Francesco Guardi, la vie et l'œuvre du védutiste sentimental


Francesco Guardi a proposé une interprétation particulière du védisme, avec des vues sentimentales qui anticipaient le romantisme. Sa vie et son œuvre.

Francesco Guardi (Venise, 1712 - 1793), vénitien issu d’une famille d’origine trinitaire venue s’installer sur la lagune, est l’un des plus grands vedutisti et l’un des plus importants peintres du XVIIIe siècle. Bien qu’il ait peint tardivement les vues qui l’ont rendu célèbre, son art est très original dans la mesure où le paysage n’est pas rendu de manière objective, mais est filtré par ses sentiments et son état d’esprit. Guardi est l’auteur d’œuvres d’art caractérisées par des atmosphères fugitives, nostalgiques et mélancoliques, d’où l’on perçoit le déclin de la République de Venise, mais aussi très suggestives et évocatrices, à tel point que certains le considèrent comme un précurseur du romantisme.

L’artiste meurt en 1793, quelques années avant la fin de l’indépendance de la République de Venise en 1797. Ainsi, comme Canaletto, Francesco Guardi a vécu le lent et inéluctable déclin de la Sérénissime, qui a continué, tout au long du XVIIIe siècle, non seulement à perdre ses territoires, mais aussi à perdre de plus en plus de son importance économique et politique, la République ayant elle aussi renoncé aux politiques d’expansion pour se contenter d’une politique de préservation. Mais même si la perte de prestige était inéluctable, Venise a néanmoins connu à cette époque une grande saison culturelle, non seulement dans le domaine des arts figuratifs, et il y eut en effet de nombreux grands peintres vénitiens qui travaillèrent dans ces années, mais aussi dans d’autres domaines : pensons par exemple à la musique, avec Antonio Vivaldi, ou à la littérature, avec Giacomo Casanova, Francesco Algarotti, Carlo Gozzi et surtout Carlo Goldoni. La Venise du XVIIIe siècle se caractérise donc par une grande ferveur culturelle : la vie de la ville est rythmée par les grandes fêtes, les mondanités et les divertissements. De plus, tout au long du XVIIIe siècle, Venise continue d’attirer de nombreux visiteurs étrangers. Une ville qui a connu une période de décadence qui allait conduire à la fin de l’indépendance de la république, mais une ville qui n’a pas semblé s’en rendre compte et qui a continué à vivre, comme dans ses meilleures années, dans une atmosphère culturelle brillante et raffinée.

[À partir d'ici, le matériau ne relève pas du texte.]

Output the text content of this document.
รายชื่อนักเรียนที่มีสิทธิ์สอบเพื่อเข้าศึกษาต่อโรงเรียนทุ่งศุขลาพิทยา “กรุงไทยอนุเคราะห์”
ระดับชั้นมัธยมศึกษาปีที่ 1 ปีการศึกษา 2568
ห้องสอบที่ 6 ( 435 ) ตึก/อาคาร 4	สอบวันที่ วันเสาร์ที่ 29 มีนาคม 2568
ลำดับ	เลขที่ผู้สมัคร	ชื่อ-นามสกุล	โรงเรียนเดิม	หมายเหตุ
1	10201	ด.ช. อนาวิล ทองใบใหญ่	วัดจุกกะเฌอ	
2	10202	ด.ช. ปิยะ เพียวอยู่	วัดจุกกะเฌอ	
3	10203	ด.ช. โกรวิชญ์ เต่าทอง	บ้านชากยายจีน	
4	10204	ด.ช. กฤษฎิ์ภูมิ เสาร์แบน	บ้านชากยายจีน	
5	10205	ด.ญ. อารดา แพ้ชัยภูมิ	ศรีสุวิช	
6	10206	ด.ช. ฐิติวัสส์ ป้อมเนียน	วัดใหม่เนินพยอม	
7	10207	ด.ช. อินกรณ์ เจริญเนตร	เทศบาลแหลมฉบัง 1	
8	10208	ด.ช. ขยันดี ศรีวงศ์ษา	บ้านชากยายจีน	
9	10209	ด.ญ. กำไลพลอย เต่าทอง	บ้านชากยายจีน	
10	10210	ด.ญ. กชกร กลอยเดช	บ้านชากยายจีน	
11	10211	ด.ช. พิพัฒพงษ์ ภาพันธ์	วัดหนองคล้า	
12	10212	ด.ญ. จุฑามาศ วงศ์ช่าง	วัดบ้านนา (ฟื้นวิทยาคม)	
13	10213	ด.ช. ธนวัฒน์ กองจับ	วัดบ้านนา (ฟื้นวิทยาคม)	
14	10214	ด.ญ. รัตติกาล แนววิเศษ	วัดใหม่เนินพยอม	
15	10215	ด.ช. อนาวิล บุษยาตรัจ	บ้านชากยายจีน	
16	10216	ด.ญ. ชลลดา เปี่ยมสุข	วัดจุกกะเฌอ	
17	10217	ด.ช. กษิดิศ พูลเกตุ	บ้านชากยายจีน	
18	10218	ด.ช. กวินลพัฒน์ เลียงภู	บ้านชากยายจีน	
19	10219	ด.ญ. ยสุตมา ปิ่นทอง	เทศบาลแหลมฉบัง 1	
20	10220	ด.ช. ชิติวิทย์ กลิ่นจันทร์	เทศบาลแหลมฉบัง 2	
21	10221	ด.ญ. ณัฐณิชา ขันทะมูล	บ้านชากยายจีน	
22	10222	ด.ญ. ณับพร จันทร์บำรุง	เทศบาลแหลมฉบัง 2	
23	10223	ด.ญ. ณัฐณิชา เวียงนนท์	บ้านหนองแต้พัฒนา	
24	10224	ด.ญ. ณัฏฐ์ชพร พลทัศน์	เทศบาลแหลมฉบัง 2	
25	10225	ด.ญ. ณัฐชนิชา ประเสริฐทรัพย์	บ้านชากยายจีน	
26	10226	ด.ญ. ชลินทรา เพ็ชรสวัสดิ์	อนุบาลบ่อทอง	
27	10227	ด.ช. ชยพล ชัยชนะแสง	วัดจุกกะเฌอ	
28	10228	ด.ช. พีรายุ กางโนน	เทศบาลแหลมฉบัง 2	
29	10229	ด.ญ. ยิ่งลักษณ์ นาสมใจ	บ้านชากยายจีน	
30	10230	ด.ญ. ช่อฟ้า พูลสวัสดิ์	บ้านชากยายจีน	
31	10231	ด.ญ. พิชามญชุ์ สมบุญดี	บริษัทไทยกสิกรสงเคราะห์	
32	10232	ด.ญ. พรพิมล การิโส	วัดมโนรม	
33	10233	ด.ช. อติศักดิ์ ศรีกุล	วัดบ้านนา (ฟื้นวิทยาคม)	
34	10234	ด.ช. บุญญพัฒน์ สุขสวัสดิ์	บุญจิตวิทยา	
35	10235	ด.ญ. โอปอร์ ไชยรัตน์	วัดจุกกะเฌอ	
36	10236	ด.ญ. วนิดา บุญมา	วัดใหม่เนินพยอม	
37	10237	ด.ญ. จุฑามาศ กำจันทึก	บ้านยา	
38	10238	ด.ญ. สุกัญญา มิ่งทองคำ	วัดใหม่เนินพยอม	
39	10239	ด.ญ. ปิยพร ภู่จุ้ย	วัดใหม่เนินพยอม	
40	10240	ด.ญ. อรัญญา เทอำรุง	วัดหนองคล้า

Avec son art, Francesco Guardi, qui n’est pas né comme un peintre védutiste (bien que nous sachions peu de choses sur sa jeunesse et sa formation), mais qui a connu l’art grâce à son frère Gianantonio (Vienne, 1699 - Venise, 1760), spécialisé dans la peinture de sujets religieux, a néanmoins réussi à représenter Venise en décadence avec une veine de profonde mélancolie à travers ses vues, comme si l’artiste percevait ce qui allait bientôt se produire.

Francesco Guardi, Place Saint-Marc vers la basilique (1760-1765 ; huile sur toile, 72,5 x 119 cm ; Londres, National Gallery)
Francesco Guardi, Place Saint-Marc vers la basilique (1760-1765 ; huile sur toile, 72,5 x 119 cm ; Londres, National Gallery)

Biographie de Francesco Guardi

Francesco Guardi est né à Venise le 5 octobre 1712 de Domenico, peintre, et de Maria Claudia Pichler. La famille est originaire de Trente et possède une solide tradition artistique. Il effectue son apprentissage artistique dans l’atelier de son frère Gianantonio dans les années 1930. Il a probablement aussi été l’élève de Michele Marieschi (Venise, 1710 - 1744), mais nous ne pouvons pas l’affirmer avec certitude. En 1738, il est mentionné avec Gianantonio dans un document qui fait état de la livraison de trois tableaux arrivant de Venise à l’église de Vigo d’Anaunia (Trento), dont le curé était Pietro Antonio Guardi, oncle de Gianantonio et Francesco. En 1740, il exécute sa première œuvre connue, le Saint en adoration de l’Eucharistie, qui est conservé à Trente dans le Castello del Buonconsiglio. Plusieurs lettres envoyées à l’avocat Carlo Cordellina de Montecchio Maggiore sont datées de 1750 et constituent le premier document concernant son activité artistique indépendante. Vers la même année, Francesco exécute les Histoires de Tobiolo pour l’église de San Raffaele à Venise.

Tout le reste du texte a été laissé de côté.